In the intervening years, little has changed. “From what I’ve seen, MCNs are taking advantage of individual YouTubers,” says Sam Mollaei, a lawyer specializing in YouTube contracts at Play Esquire. “I see a lot of YouTubers getting locked into a one-sided relationship.” Since the beginning of the year, Mollaei has been contacted by around 115 YouTubers looking for legal advice on contracts. “A lot of it is because YouTube is so new, a lot of things haven’t been settled yet,” he explains. “There’s also a lack of information.”

Hank Green agrees that until now, there has been an information deficit for online video creators. “Some information is kept intentionally hidden, like standard ad rates,” he says, resulting in media companies lowballing content creators and retaining a larger share of advertising revenue for themselves. “Other information is just hard to get at because this is all so new,” he adds.

“People are trying to apply a lot of different models to online video,” Chernikoff says. “Sometimes these models are in a creator’s best interest; sometimes they aren’t.”

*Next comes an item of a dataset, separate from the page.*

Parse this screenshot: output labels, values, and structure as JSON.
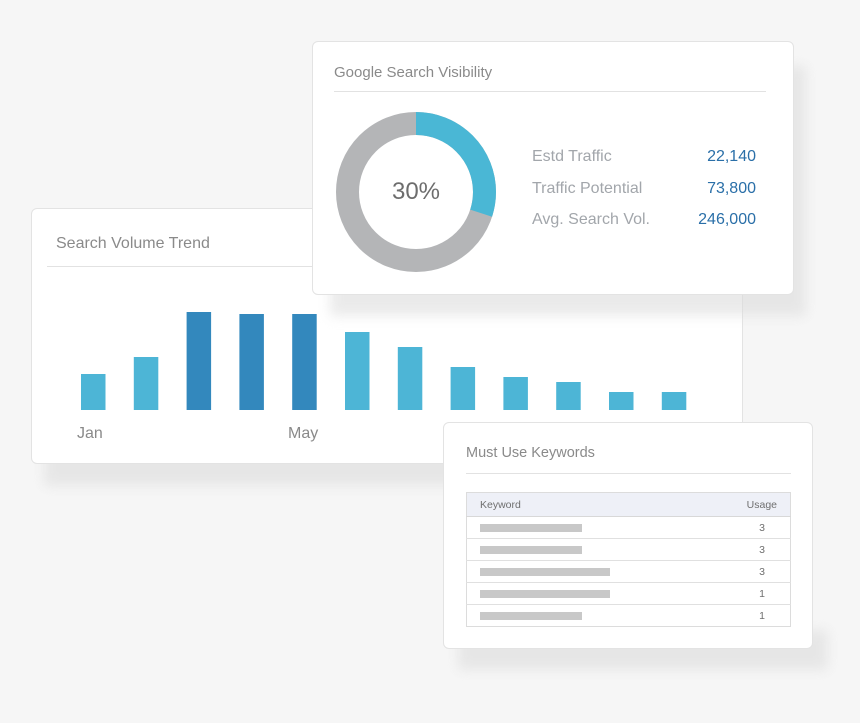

10_21_YouTube_02 A visitor sits at the YouTube stand during the International Record Music Publishing and Video Music Market (MIDEM) in Cannes on January 29, 2012. Eric Gaillard/Reuters

Need for a Union

Which is why there is a need for such a formalized network for creators. One of the highest-profile disputes between individual creators and big business has involved BuzzFeed Motion Pictures, the video arm of totemic news and entertainment website BuzzFeed. Its critics say stringent rules prevent its video-content creators from appearing in footage that goes online elsewhere.

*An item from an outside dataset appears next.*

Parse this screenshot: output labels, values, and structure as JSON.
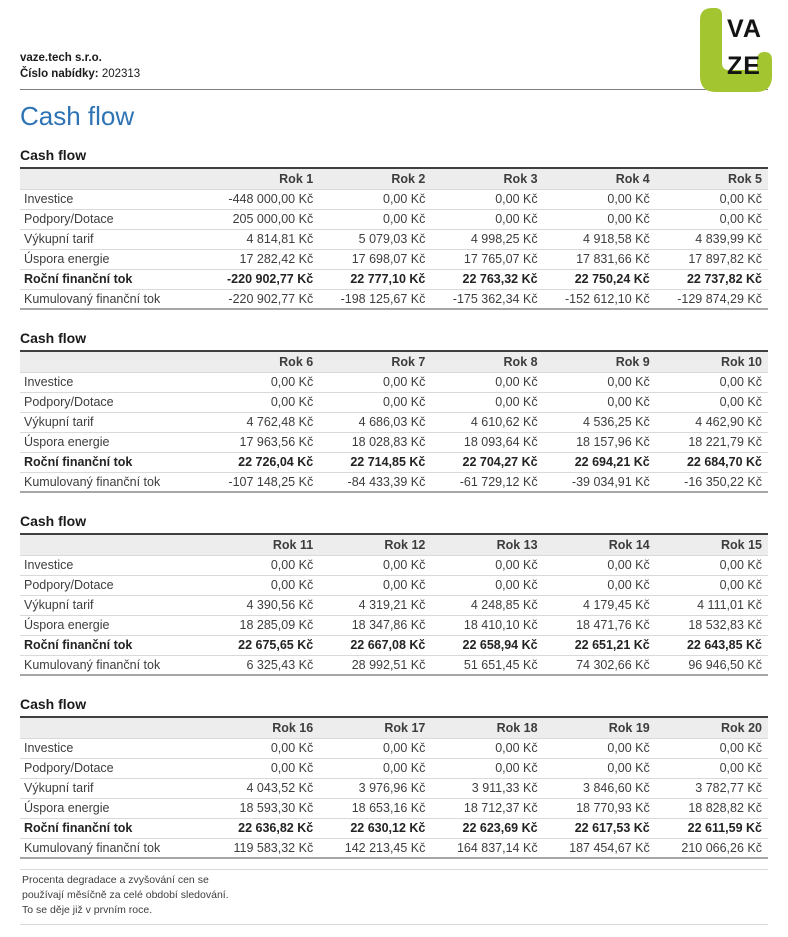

After two employees, Brittany Ashley and Jenny Lorenzo, were fired by BuzzFeed Motion Pictures for contravening its noncompete clauses, its president, Ze Frank, published an internal memo clarifying the rules. “We are creating a new kind of media practice that is deeply different from what you will find elsewhere in Hollywood,” he said, citing the collegiate and collaborative creative workplace the company has fostered. BuzzFeed Motion Pictures’s critics claim the collaboration in effect collectivizes ideas, making it difficult for departing employees to claim credit on their résumés for particularly popular videos.

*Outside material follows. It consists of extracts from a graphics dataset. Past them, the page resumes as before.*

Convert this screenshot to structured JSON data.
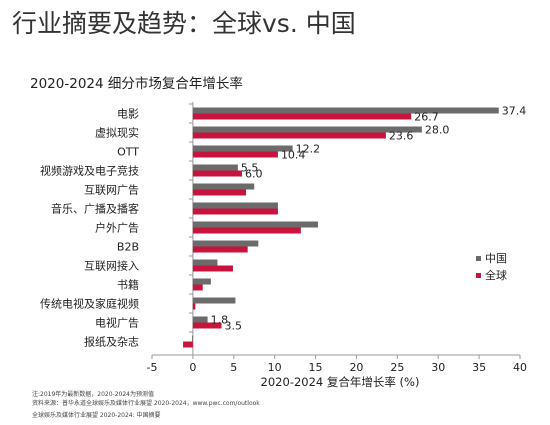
{
  "page_title": "行业摘要及趋势：全球vs. 中国",
  "footnotes": [
    "注:2019年为最新数据，2020-2024为预测值",
    "资料来源：普华永道全球娱乐及媒体行业展望 2020-2024，www.pwc.com/outlook"
  ],
  "footer": "全球娱乐及媒体行业展望 2020-2024: 中国摘要",
  "colors": {
    "china": "#6b6b6b",
    "global": "#c8143c"
  },
  "chart_data": {
    "type": "bar",
    "orientation": "horizontal",
    "title": "2020-2024 细分市场复合年增长率",
    "xlabel": "2020-2024 复合年增长率 (%)",
    "ylabel": "",
    "xlim": [
      -5,
      40
    ],
    "xticks": [
      -5,
      0,
      5,
      10,
      15,
      20,
      25,
      30,
      35,
      40
    ],
    "grid": false,
    "legend_position": "right",
    "categories": [
      "电影",
      "虚拟现实",
      "OTT",
      "视频游戏及电子竞技",
      "互联网广告",
      "音乐、广播及播客",
      "户外广告",
      "B2B",
      "互联网接入",
      "书籍",
      "传统电视及家庭视频",
      "电视广告",
      "报纸及杂志"
    ],
    "series": [
      {
        "name": "中国",
        "color": "#6b6b6b",
        "values": [
          37.4,
          28.0,
          12.2,
          5.5,
          7.5,
          10.4,
          15.3,
          8.0,
          3.0,
          2.2,
          5.2,
          1.8,
          -0.1
        ]
      },
      {
        "name": "全球",
        "color": "#c8143c",
        "values": [
          26.7,
          23.6,
          10.4,
          6.0,
          6.5,
          10.4,
          13.2,
          6.7,
          4.9,
          1.2,
          0.3,
          3.5,
          -1.2
        ]
      }
    ],
    "data_labels": [
      {
        "category": 0,
        "series": 0,
        "text": "37.4"
      },
      {
        "category": 0,
        "series": 1,
        "text": "26.7"
      },
      {
        "category": 1,
        "series": 0,
        "text": "28.0"
      },
      {
        "category": 1,
        "series": 1,
        "text": "23.6"
      },
      {
        "category": 2,
        "series": 0,
        "text": "12.2"
      },
      {
        "category": 2,
        "series": 1,
        "text": "10.4"
      },
      {
        "category": 3,
        "series": 0,
        "text": "5.5"
      },
      {
        "category": 3,
        "series": 1,
        "text": "6.0"
      },
      {
        "category": 11,
        "series": 0,
        "text": "1.8"
      },
      {
        "category": 11,
        "series": 1,
        "text": "3.5"
      }
    ]
  }
}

Gaby Dunn, who has previously worked for BuzzFeed Motion Pictures, is among those who disagree that the noncompete model is necessary. “Don’t sign yourself away because you don’t want to do the hard work of being independent and don’t think marrying yourself to a company led by lots of straight white men is the only way to get ahead,” she warned in an article for Fusion.

Asked whether the issues some creators have had with BuzzFeed Motion Pictures crystallized the need for ICG, Hank Green says that “the need for the ICG crystallized years ago. Every week, I see another example of why this organization needs to exist. And that’s been happening for years.”

This article has been updated at the request of Laura Chernikoff to clarify her statement about who qualifies for membership of the ICG.